Die Zeitung weist auch darauf hin, dass an der Kinderklinik in Davos die Zahl der Jugendlichen mit psychosomatischen Atemstörungen zugenommen hat. Diese werden nicht nur medikamentös behandelt, sondern lernen eben auch wieder, tief zu atmen.

Der Atem als Spiegel der Persönlichkeit

Der Atem fungiert als umfassender Indikator für die gesamte Persönlichkeit und den aktuellen Zustand deines Seins. Die Art und Weise, wie du atmest, kann Aufschluss geben über:

  • deine körperliche Verfassung

  • deinen emotionalen und psychischen Zustand

  • vergangene Erfahrungen und Traumata

  • deine aktuelle Lebenssituation und Stressbelastung

  • Persönlichkeitsmerkmale wie Ängstlichkeit oder Gelassenheit

Diese Aspekte manifestieren sich daneben auch in Körpermustern, also in deiner Körperhaltung, in deinen Bewegungsmustern und deiner Stimme. Dadurch wird der Atem zu einem zentralen Verbindungselement zwischen Körper, Geist und Seele bzw. Psyche.

Beispiel aus der Traumatherapie

In der Traumatherapie, insbesondere bei der Behandlung von Posttraumatischer Belastungsstörung (PTBS), spielt die Beobachtung und Arbeit mit dem Atem eine wichtige Rolle.

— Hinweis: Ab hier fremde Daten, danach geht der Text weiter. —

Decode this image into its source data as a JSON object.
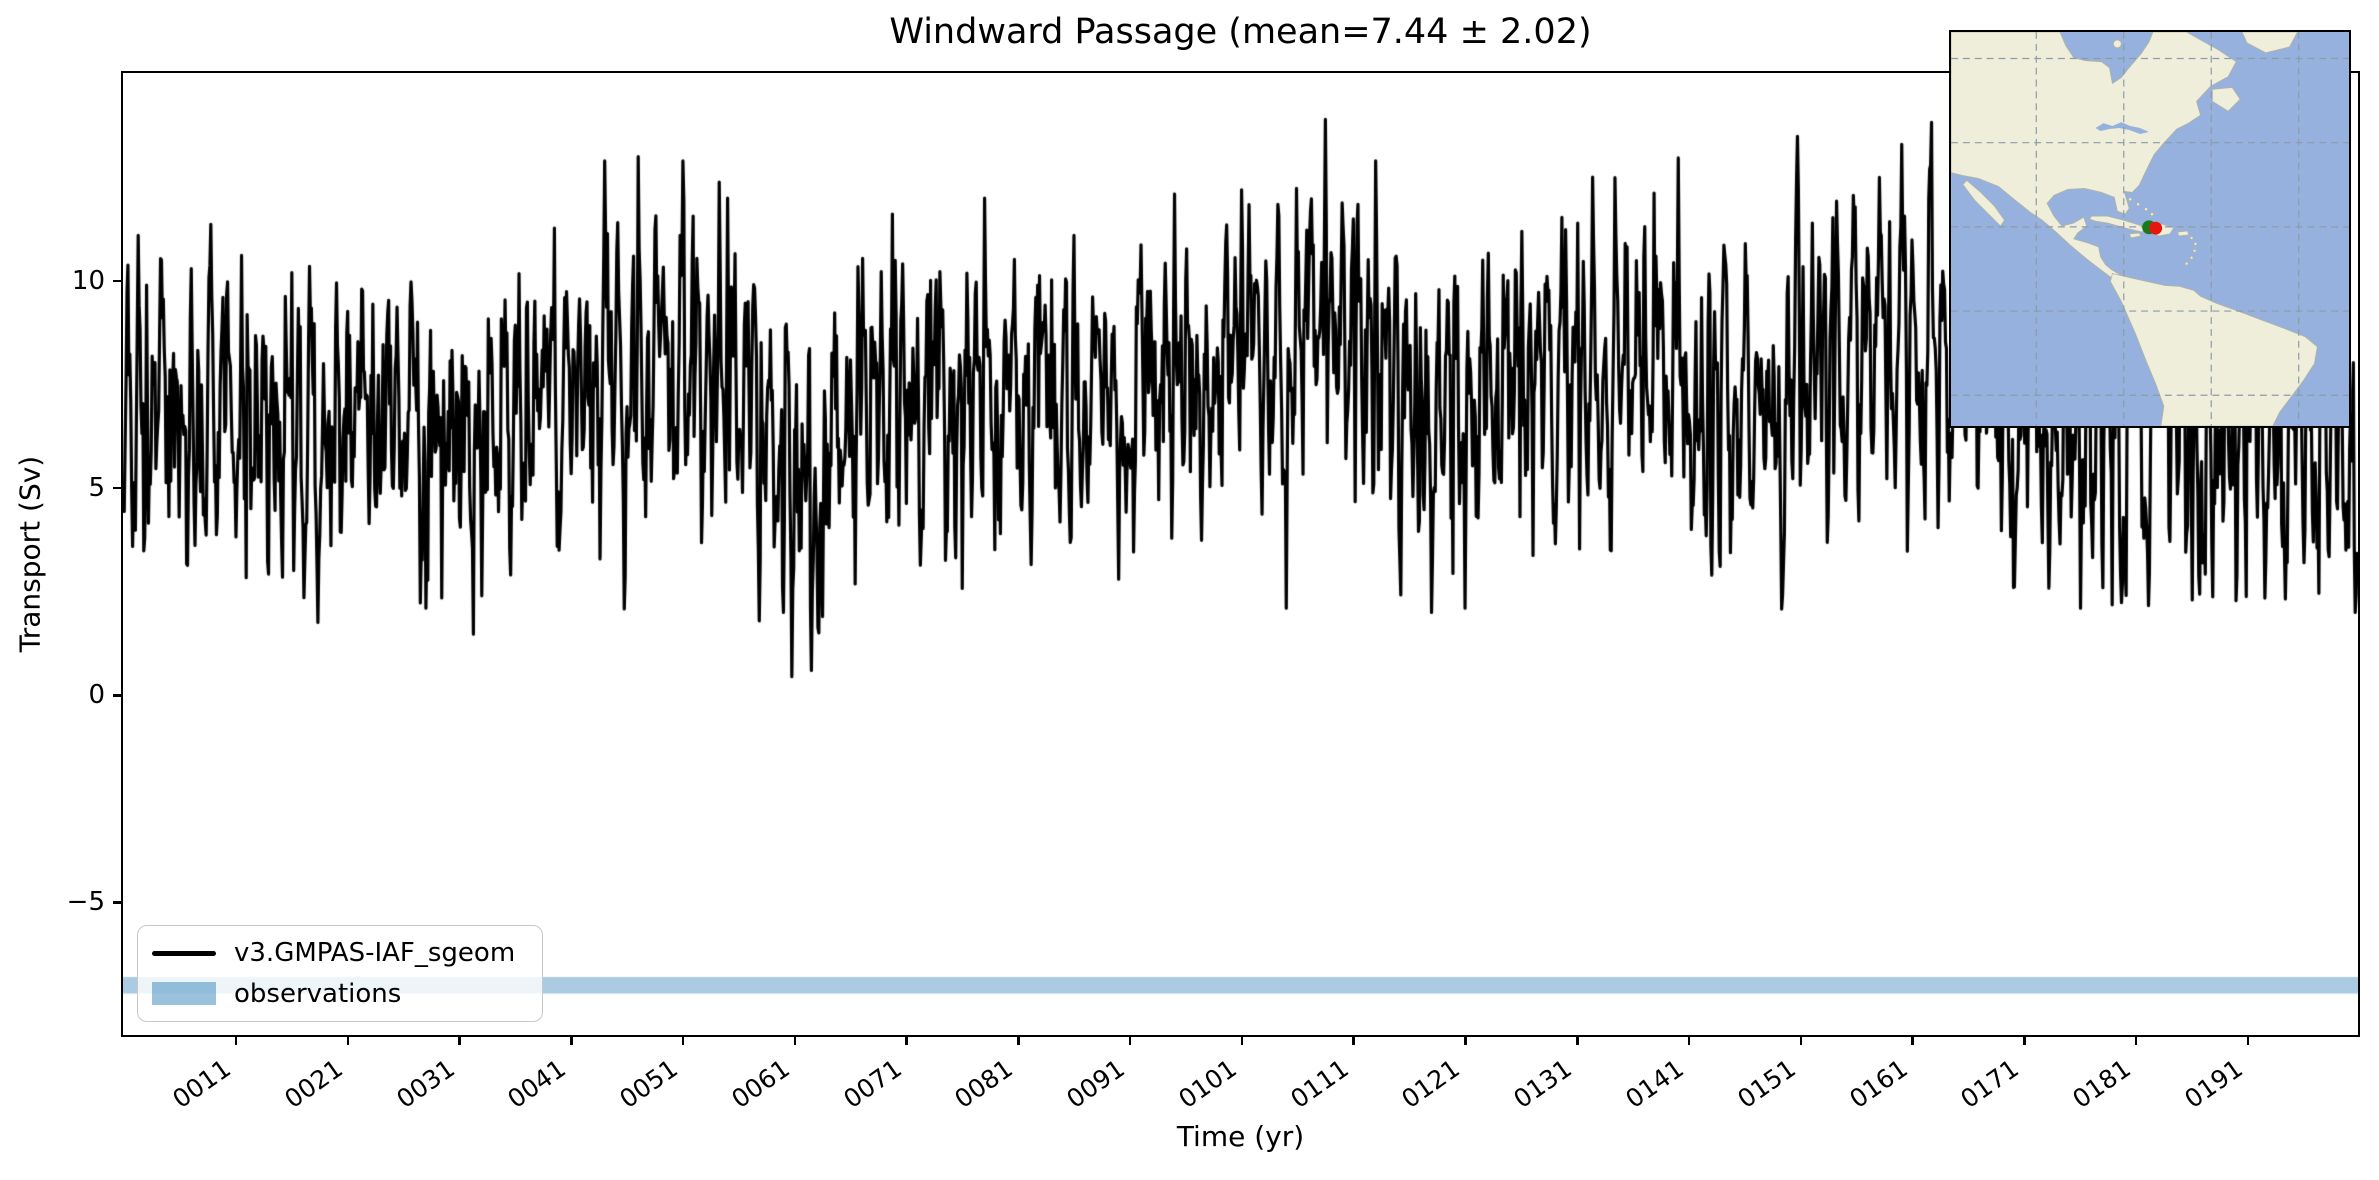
{
  "figure": {
    "background": "#ffffff"
  },
  "chart_data": {
    "type": "line",
    "title": "Windward Passage (mean=7.44 ± 2.02)",
    "xlabel": "Time (yr)",
    "ylabel": "Transport (Sv)",
    "x_tick_labels": [
      "0011",
      "0021",
      "0031",
      "0041",
      "0051",
      "0061",
      "0071",
      "0081",
      "0091",
      "0101",
      "0111",
      "0121",
      "0131",
      "0141",
      "0151",
      "0161",
      "0171",
      "0181",
      "0191"
    ],
    "x_tick_years": [
      11,
      21,
      31,
      41,
      51,
      61,
      71,
      81,
      91,
      101,
      111,
      121,
      131,
      141,
      151,
      161,
      171,
      181,
      191
    ],
    "y_tick_labels": [
      "10",
      "5",
      "0",
      "−5"
    ],
    "y_tick_values": [
      10,
      5,
      0,
      -5
    ],
    "xlim_years": [
      0.89,
      200.85
    ],
    "ylim": [
      -8.2,
      15.02
    ],
    "grid": false,
    "legend_position": "lower left",
    "series": [
      {
        "name": "v3.GMPAS-IAF_sgeom",
        "color": "#000000",
        "linewidth": 3.2,
        "n_points": 2400,
        "time_step": "monthly",
        "stats": {
          "mean": 7.44,
          "std": 2.02,
          "approx_min": 0.5,
          "approx_max": 13.9
        },
        "clamp": [
          0.45,
          14.0
        ],
        "synthesis": {
          "seed": 20,
          "ar1": 0.45,
          "sigma": 1.3,
          "seasonal_amp": [
            0.9,
            2.7
          ]
        },
        "envelope_year_mean": [
          [
            1,
            6.4
          ],
          [
            6,
            6.9
          ],
          [
            12,
            6.6
          ],
          [
            18,
            6.2
          ],
          [
            24,
            6.6
          ],
          [
            28,
            6.2
          ],
          [
            34,
            6.9
          ],
          [
            40,
            7.3
          ],
          [
            46,
            7.6
          ],
          [
            52,
            7.7
          ],
          [
            57,
            7.0
          ],
          [
            62,
            5.6
          ],
          [
            67,
            6.8
          ],
          [
            73,
            7.0
          ],
          [
            79,
            7.2
          ],
          [
            85,
            7.1
          ],
          [
            91,
            7.0
          ],
          [
            97,
            7.6
          ],
          [
            103,
            8.1
          ],
          [
            108,
            8.5
          ],
          [
            113,
            8.0
          ],
          [
            118,
            6.8
          ],
          [
            122,
            6.7
          ],
          [
            127,
            7.6
          ],
          [
            132,
            8.0
          ],
          [
            137,
            7.5
          ],
          [
            142,
            7.3
          ],
          [
            147,
            7.5
          ],
          [
            152,
            7.8
          ],
          [
            157,
            8.2
          ],
          [
            162,
            8.3
          ],
          [
            167,
            7.2
          ],
          [
            172,
            6.6
          ],
          [
            177,
            6.4
          ],
          [
            182,
            6.8
          ],
          [
            187,
            6.3
          ],
          [
            192,
            6.5
          ],
          [
            197,
            6.2
          ],
          [
            200.8,
            5.4
          ]
        ],
        "extremes_year_value": [
          [
            3,
            9.9
          ],
          [
            7,
            10.3
          ],
          [
            16,
            10.2
          ],
          [
            28,
            2.1
          ],
          [
            33,
            2.4
          ],
          [
            44,
            12.9
          ],
          [
            47,
            13.0
          ],
          [
            51,
            12.9
          ],
          [
            55,
            12.0
          ],
          [
            60,
            2.0
          ],
          [
            62.5,
            0.6
          ],
          [
            63.5,
            1.9
          ],
          [
            70,
            10.5
          ],
          [
            78,
            12.0
          ],
          [
            86,
            11.1
          ],
          [
            90,
            2.8
          ],
          [
            95,
            12.1
          ],
          [
            101,
            12.2
          ],
          [
            105,
            2.1
          ],
          [
            108.5,
            13.9
          ],
          [
            111,
            11.5
          ],
          [
            113,
            12.9
          ],
          [
            118,
            2.0
          ],
          [
            121,
            2.1
          ],
          [
            126,
            11.2
          ],
          [
            131,
            11.4
          ],
          [
            138,
            10.6
          ],
          [
            143,
            2.9
          ],
          [
            146,
            10.9
          ],
          [
            152,
            11.4
          ],
          [
            158,
            12.5
          ],
          [
            160,
            13.3
          ],
          [
            162.5,
            12.7
          ],
          [
            166,
            11.7
          ],
          [
            170,
            2.6
          ],
          [
            176,
            2.1
          ],
          [
            181,
            10.7
          ],
          [
            186,
            2.3
          ],
          [
            191,
            9.8
          ],
          [
            196,
            3.2
          ],
          [
            200.6,
            2.0
          ]
        ]
      }
    ],
    "observations_band": {
      "label": "observations",
      "y_range": [
        -7.2,
        -6.8
      ],
      "color": "rgba(31,119,180,0.38)"
    }
  },
  "legend": {
    "entries": [
      {
        "label": "v3.GMPAS-IAF_sgeom",
        "swatch": "line",
        "color": "#000000"
      },
      {
        "label": "observations",
        "swatch": "patch",
        "color": "rgba(31,119,180,0.45)"
      }
    ]
  },
  "inset_map": {
    "description": "Location inset map of the Windward Passage section (Caribbean)",
    "extent_lon": [
      -119.5,
      -28.5
    ],
    "extent_lat": [
      -27.3,
      66.3
    ],
    "gridline_lons": [
      -100,
      -80,
      -60,
      -40
    ],
    "gridline_lats": [
      60,
      40,
      20,
      0,
      -20
    ],
    "ocean_color": "#96b1dd",
    "land_color": "#eeeeda",
    "coast_color": "#b3b3a0",
    "gridline_color": "#8d9aa8",
    "markers": [
      {
        "name": "section-point-west",
        "lon": -74.2,
        "lat": 19.9,
        "color": "#1a7a1a",
        "r": 7
      },
      {
        "name": "section-point-east",
        "lon": -72.7,
        "lat": 19.7,
        "color": "#e8150e",
        "r": 6.5
      }
    ]
  }
}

Ein typisches Beispiel ist die Behandlung von Patienten mit Flashbacks oder Panikattacken: Ein traumatisierter Patient zeigt bei der Erinnerung an das traumatische Ereignis oft eine deutliche Erregung und dadurch eine Veränderung des Atemmusters: Sie wird häufig flach, schnell und unregelmäßig und spiegelt die emotionale Erregung und den Stress wider, in den der Patient durch die Erinnerung versetzt wird.

In der Therapie kann der Therapeut diese Veränderung als Indikator für den inneren Zustand des Patienten erkennen und durch gezielte Übungen, wie tiefes Bauchatmen oder rhythmisches Atmen untersützen. So kann der Patient lernen, seinen Erregungszustand zu regulieren.

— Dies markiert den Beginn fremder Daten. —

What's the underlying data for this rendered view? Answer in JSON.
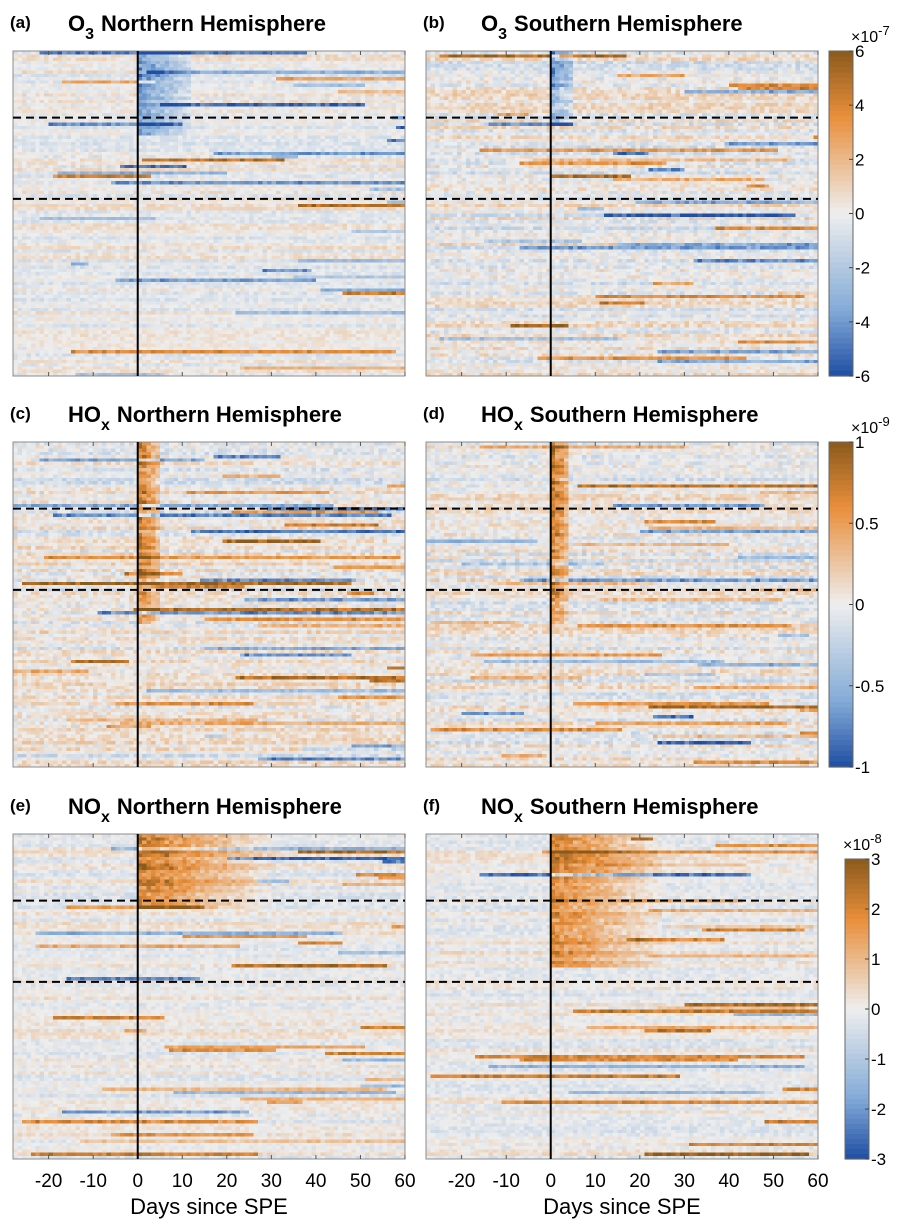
{
  "chart_data": [
    {
      "type": "heatmap",
      "panel_label": "(a)",
      "species": "O",
      "species_sub": "3",
      "title_rest": "Northern Hemisphere",
      "xlabel": "",
      "xlim": [
        -28,
        60
      ],
      "xticks": [],
      "event_day": 0,
      "dashed_row_fractions": [
        0.205,
        0.455
      ],
      "rows": 100,
      "columns": 88,
      "colorbar": {
        "ticks": [
          "6",
          "4",
          "2",
          "0",
          "-2",
          "-4",
          "-6"
        ],
        "exponent_base": "×10",
        "exponent_power": "-7",
        "range": [
          -6,
          6
        ]
      },
      "pattern": {
        "seed": 11,
        "base_amp": 0.12,
        "bright_lines": 0.4,
        "neg_bias": 0.55,
        "post_event_boost": {
          "sign": -1,
          "rows": [
            0,
            0.25
          ],
          "days": 12,
          "amp": 0.9
        }
      }
    },
    {
      "type": "heatmap",
      "panel_label": "(b)",
      "species": "O",
      "species_sub": "3",
      "title_rest": "Southern Hemisphere",
      "xlabel": "",
      "xlim": [
        -28,
        60
      ],
      "xticks": [],
      "event_day": 0,
      "dashed_row_fractions": [
        0.205,
        0.455
      ],
      "rows": 100,
      "columns": 88,
      "colorbar": {
        "ticks": [
          "6",
          "4",
          "2",
          "0",
          "-2",
          "-4",
          "-6"
        ],
        "exponent_base": "×10",
        "exponent_power": "-7",
        "range": [
          -6,
          6
        ]
      },
      "pattern": {
        "seed": 23,
        "base_amp": 0.18,
        "bright_lines": 0.3,
        "neg_bias": 0.5,
        "post_event_boost": {
          "sign": -1,
          "rows": [
            0,
            0.22
          ],
          "days": 5,
          "amp": 0.8
        }
      }
    },
    {
      "type": "heatmap",
      "panel_label": "(c)",
      "species": "HO",
      "species_sub": "x",
      "title_rest": "Northern Hemisphere",
      "xlabel": "",
      "xlim": [
        -28,
        60
      ],
      "xticks": [],
      "event_day": 0,
      "dashed_row_fractions": [
        0.205,
        0.455
      ],
      "rows": 100,
      "columns": 88,
      "colorbar": {
        "ticks": [
          "1",
          "0.5",
          "0",
          "-0.5",
          "-1"
        ],
        "exponent_base": "×10",
        "exponent_power": "-9",
        "range": [
          -1,
          1
        ]
      },
      "pattern": {
        "seed": 37,
        "base_amp": 0.18,
        "bright_lines": 0.35,
        "neg_bias": 0.3,
        "post_event_boost": {
          "sign": 1,
          "rows": [
            0,
            0.55
          ],
          "days": 5,
          "amp": 1.0
        }
      }
    },
    {
      "type": "heatmap",
      "panel_label": "(d)",
      "species": "HO",
      "species_sub": "x",
      "title_rest": "Southern Hemisphere",
      "xlabel": "",
      "xlim": [
        -28,
        60
      ],
      "xticks": [],
      "event_day": 0,
      "dashed_row_fractions": [
        0.205,
        0.455
      ],
      "rows": 100,
      "columns": 88,
      "colorbar": {
        "ticks": [
          "1",
          "0.5",
          "0",
          "-0.5",
          "-1"
        ],
        "exponent_base": "×10",
        "exponent_power": "-9",
        "range": [
          -1,
          1
        ]
      },
      "pattern": {
        "seed": 51,
        "base_amp": 0.18,
        "bright_lines": 0.35,
        "neg_bias": 0.3,
        "post_event_boost": {
          "sign": 1,
          "rows": [
            0,
            0.55
          ],
          "days": 4,
          "amp": 1.0
        }
      }
    },
    {
      "type": "heatmap",
      "panel_label": "(e)",
      "species": "NO",
      "species_sub": "x",
      "title_rest": "Northern Hemisphere",
      "xlabel": "Days since SPE",
      "xlim": [
        -28,
        60
      ],
      "xticks": [
        -20,
        -10,
        0,
        10,
        20,
        30,
        40,
        50,
        60
      ],
      "event_day": 0,
      "dashed_row_fractions": [
        0.205,
        0.455
      ],
      "rows": 100,
      "columns": 88,
      "colorbar": {
        "ticks": [
          "3",
          "2",
          "1",
          "0",
          "-1",
          "-2",
          "-3"
        ],
        "exponent_base": "×10",
        "exponent_power": "-8",
        "range": [
          -3,
          3
        ]
      },
      "pattern": {
        "seed": 67,
        "base_amp": 0.12,
        "bright_lines": 0.35,
        "neg_bias": 0.25,
        "post_event_boost": {
          "sign": 1,
          "rows": [
            0,
            0.22
          ],
          "days": 30,
          "amp": 1.0
        }
      }
    },
    {
      "type": "heatmap",
      "panel_label": "(f)",
      "species": "NO",
      "species_sub": "x",
      "title_rest": "Southern Hemisphere",
      "xlabel": "Days since SPE",
      "xlim": [
        -28,
        60
      ],
      "xticks": [
        -20,
        -10,
        0,
        10,
        20,
        30,
        40,
        50,
        60
      ],
      "event_day": 0,
      "dashed_row_fractions": [
        0.205,
        0.455
      ],
      "rows": 100,
      "columns": 88,
      "colorbar": {
        "ticks": [
          "3",
          "2",
          "1",
          "0",
          "-1",
          "-2",
          "-3"
        ],
        "exponent_base": "×10",
        "exponent_power": "-8",
        "range": [
          -3,
          3
        ]
      },
      "pattern": {
        "seed": 83,
        "base_amp": 0.12,
        "bright_lines": 0.3,
        "neg_bias": 0.25,
        "post_event_boost": {
          "sign": 1,
          "rows": [
            0,
            0.4
          ],
          "days": 25,
          "amp": 0.95
        }
      }
    }
  ],
  "colors": {
    "negative": "#1f4ea3",
    "neutral": "#eeeeee",
    "positive": "#8a5a1c",
    "event_line": "#000000",
    "dashed_line": "#000000"
  }
}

Die Normalisierung des Atemmusters hilft dabei

  • den Körper aus dem Alarmzustand herauszuholen,

  • die emotionale Erregung zu reduzieren und

  • das Gefühl von Kontrolle und Sicherheit wiederherzustellen.

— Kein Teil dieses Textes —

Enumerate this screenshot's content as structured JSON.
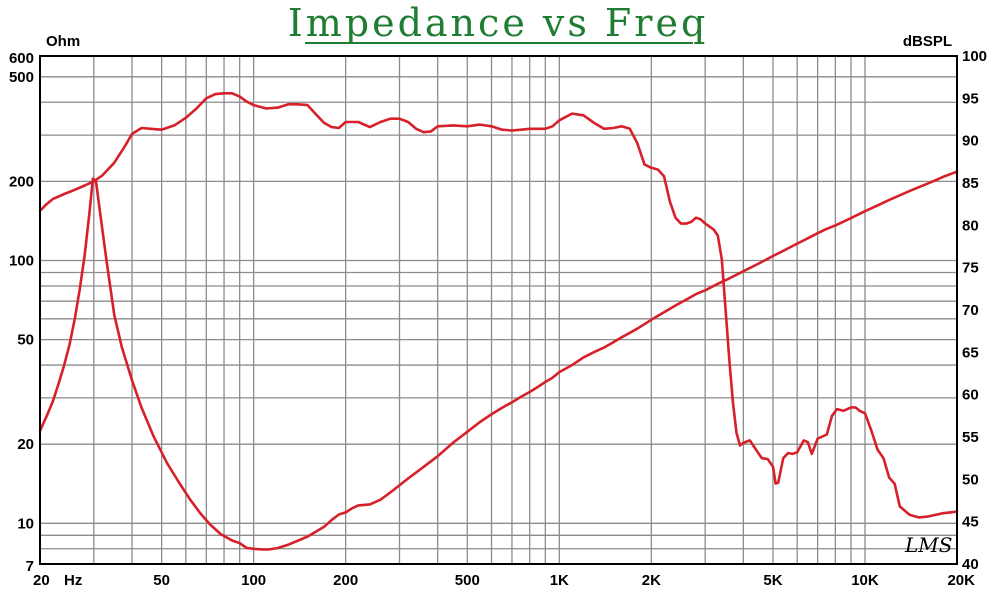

Im Laufe der Therapie kann die Atmebeobachtung sowohl dem Therapeuten als auch dem Patienten selbst als Frühwarnsystem für aufkommende Angstzustände dienen. Gleichzeitig wird sie bewusste zu einem Werkzeug, mit dem der Patient aktiv seine psychische Verfassung beeinflussen kann.

Bewusstem die Psyche “tunen”?

Diese Idee basiert auf der Erkenntnis, dass die Atmung zwar größtenteils autonom abläuft, aber auch willentlich beeinflusst werden kann. Diese Fähigkeit zur bewussten Kontrolle eröffnet Möglichkeiten, aktiv auf psychische und emotionale Zustände einzuwirken.

  1. Doppeltes Spiel: Dein Atem läuft zwar von alleine, aber du kannst ihn auch steuern.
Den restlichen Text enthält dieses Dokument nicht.